Сердитая сиделка кричала на другую сиделку, загородившую нам дорогу узлами с бельем, та оправдывалась и тоже кричала. Санитары молча растащили узлы и с размаху вкатили меня в большой, грязноватый лифт. Не отрывая взгляда от монгольского мальчика, я успела подмигнуть ему одним глазом и теперь, поднимаясь на лифте, думала: что бы это могло означать, что я ему подмигнула? Выздоравливаю – вот что! Иначе бы не мигала!

Печальный пример Елизаветы Сергеевны научил меня, и я упорно отказывалась снять шерстяной платок до тех пор, пока меня не поставили перед аппаратом. Я сказала рентгенологам, что у них в кабинете все простуживаются, но меня им простудить не удастся. Бодрый, красноносый врач в халате, надетом на что-то теплое, толстое – должно быть, на ватник, – засмеялся и сказал, что, когда больной является к нему с подобной претензией, можно заранее сказать, что дело идет на поправку. Потом он посмотрел мои кости, и действительно оказалось, что дело быстро идет на поправку.

Друзья бывали у меня очень часто – и в приемные и в неприемные дни. Лена Быстрова, которую я не видела с начала войны и по которой очень скучала, приехала на несколько дней из Казани – похудевшая и помолодевшая, хотя прядь над высоким лбом стала теперь совсем седая.

Войдя в палату, она остановилась у двери, глядя прямо на меня и не узнавая, – это больно кольнуло меня.

– Лена, это я! Неужели я так изменилась?

Она бросилась ко мне:

– Нет, нет! Просто свет ударил в глаза.

Это была неловкая минута: Лена уверяла меня (не очень искренне), что я не изменилась, а я не слушала – расстроилась, что она не узнала меня.

Катенька Стогина – вот о ком она вспоминала через каждые два-три слова, вот кем была глубоко, болезненно занята! Ее отец был ранен, лежал в госпитале, где-то под Тюменью и, по-видимому, после выздоровления, останется работать в тылу. Лена боялась, что он возьмет к себе Катеньку. И дрогнувшим голосом она сказала, что заранее старается приучить себя к этой мысли, старается – и не может.

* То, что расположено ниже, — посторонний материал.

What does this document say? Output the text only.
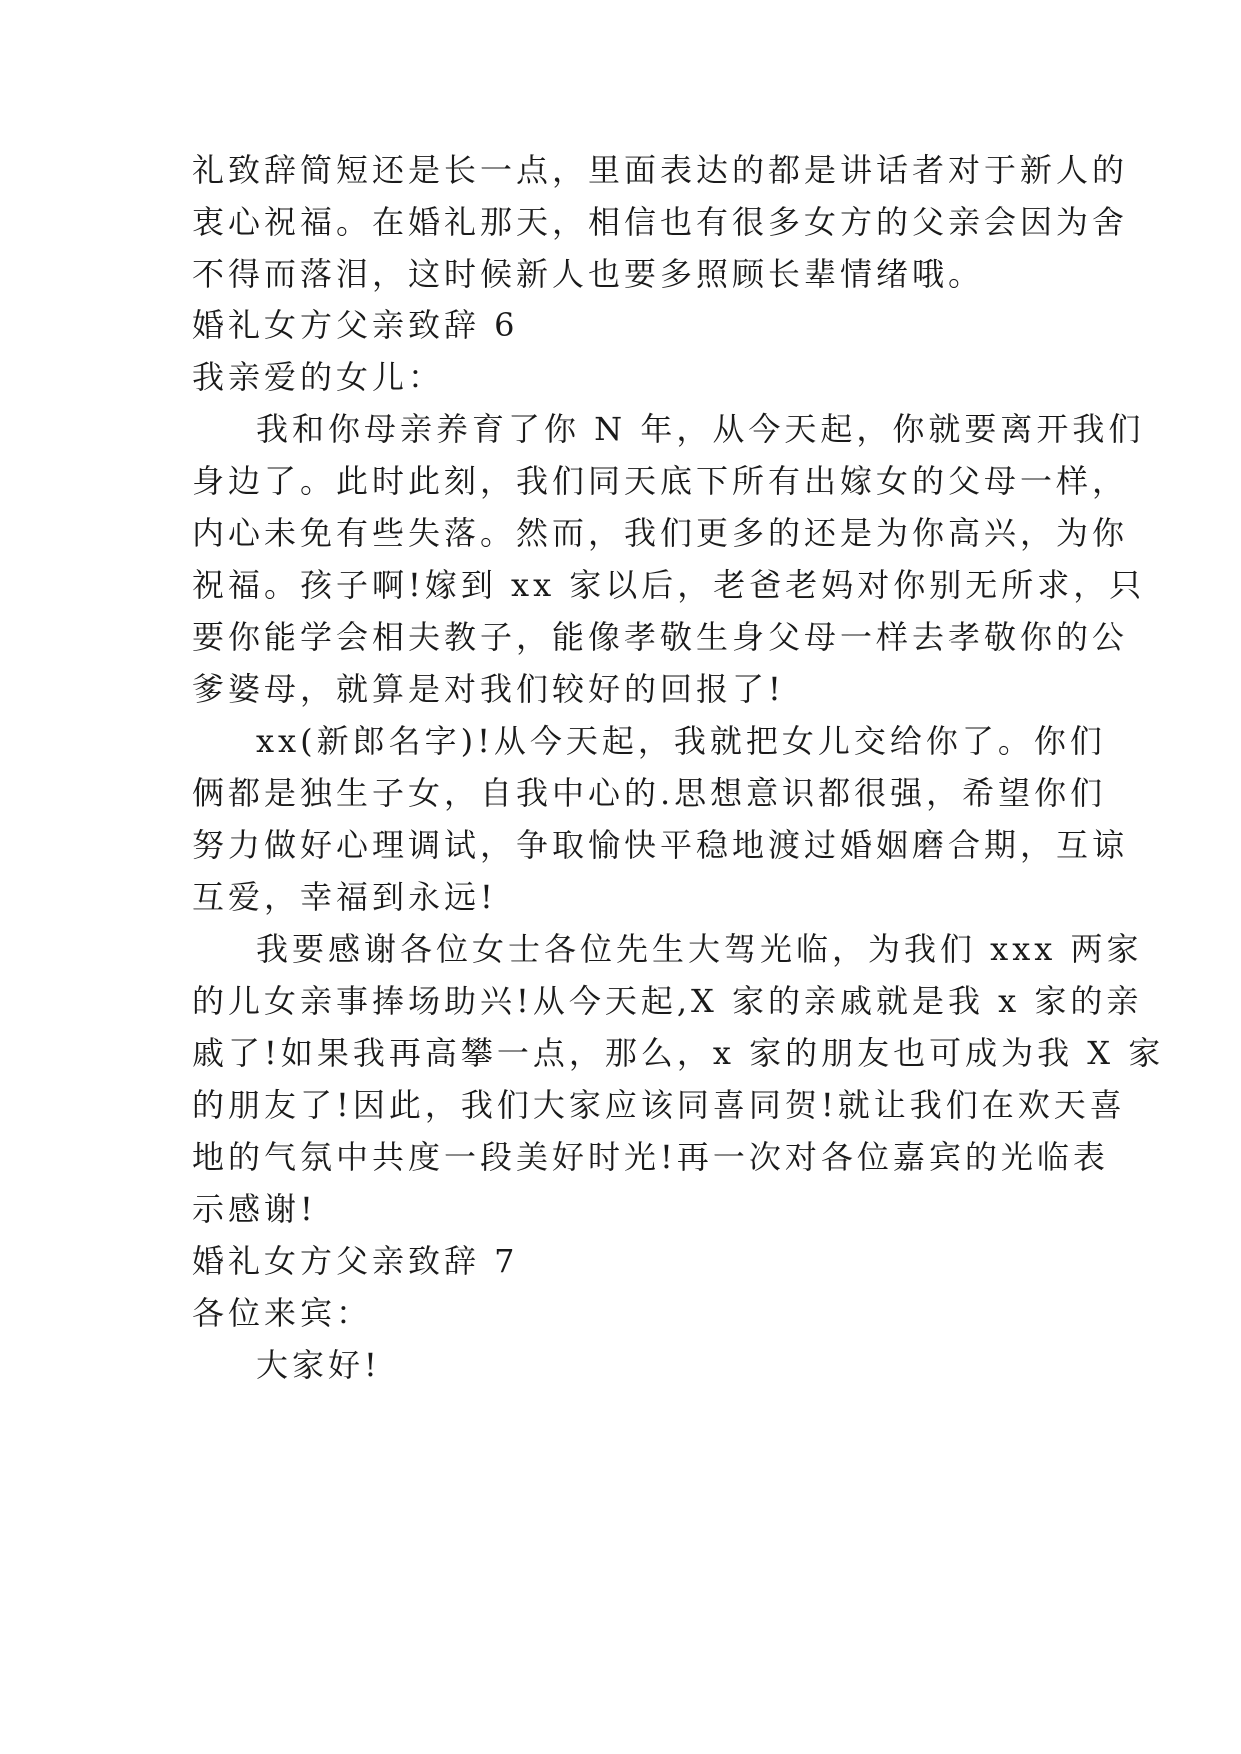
礼致辞简短还是长一点，里面表达的都是讲话者对于新人的
衷心祝福。在婚礼那天，相信也有很多女方的父亲会因为舍
不得而落泪，这时候新人也要多照顾长辈情绪哦。
婚礼女方父亲致辞 6
我亲爱的女儿：
我和你母亲养育了你 N 年，从今天起，你就要离开我们
身边了。此时此刻，我们同天底下所有出嫁女的父母一样，
内心未免有些失落。然而，我们更多的还是为你高兴，为你
祝福。孩子啊!嫁到 xx 家以后，老爸老妈对你别无所求，只
要你能学会相夫教子，能像孝敬生身父母一样去孝敬你的公
爹婆母，就算是对我们较好的回报了!
xx(新郎名字)!从今天起，我就把女儿交给你了。你们
俩都是独生子女，自我中心的.思想意识都很强，希望你们
努力做好心理调试，争取愉快平稳地渡过婚姻磨合期，互谅
互爱，幸福到永远!
我要感谢各位女士各位先生大驾光临，为我们 xxx 两家
的儿女亲事捧场助兴!从今天起,X 家的亲戚就是我 x 家的亲
戚了!如果我再高攀一点，那么，x 家的朋友也可成为我 X 家
的朋友了!因此，我们大家应该同喜同贺!就让我们在欢天喜
地的气氛中共度一段美好时光!再一次对各位嘉宾的光临表
示感谢!
婚礼女方父亲致辞 7
各位来宾：
大家好!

Она достала из сумочки фотографию Катеньки, и толстенькая девочка с огромным бантом взглянула на меня, доверчиво улыбаясь.

– Здорова?

– Совершенно. А помнишь…

– Еще бы! Ты даже не представляешь себе, как много я думаю о твоей Катеньке. И не только я. Ты была в институте?

– Была и все знаю. Ох, ты даже не представляешь себе, как мне хочется поскорее вернуться в Москву!

Накануне Коломнин приезжал ко мне, и мы как раз говорили, что в нашем коллективе, особенно перед войной, уже была не только профессиональная, но и психологическая цельность и что теперь, когда лаборатория разорвана на две неравные части, эти внутренне связанные части непременно должны тянуться друг к другу.

– У меня фармаколога нет, и ты мне нужна до зарезу.

– Вот так и напиши наркому: Быстрова, в частности, нужна до зарезу.

Мы проговорили до тех пор, пока дежурная сестра, появившись на пороге, выразительно развела руками.

Виктор, только что вернувшийся из Ташкента, и Николай Васильевич Заозерский пришли ко мне в один день и, выяснив, что я уже почти здорова, занялись вопросом о том, как поставлена в Средней Азии противоэпидемическая работа.

Николай Васильевич спрашивал, Виктор отвечал – и отвечал умно, со знанием дела. Я посмотрела на них, и слезы невольно навернулись на глаза: это были мой учитель и мой ученик. Виктор заметил, что я взволнована, спросил, что со мной, я засмеялась и сказала, что он приехал смешной – черный, подсохший, похожий на индуса, но с самой что ни на есть рязанской выгоревшей шевелюрой.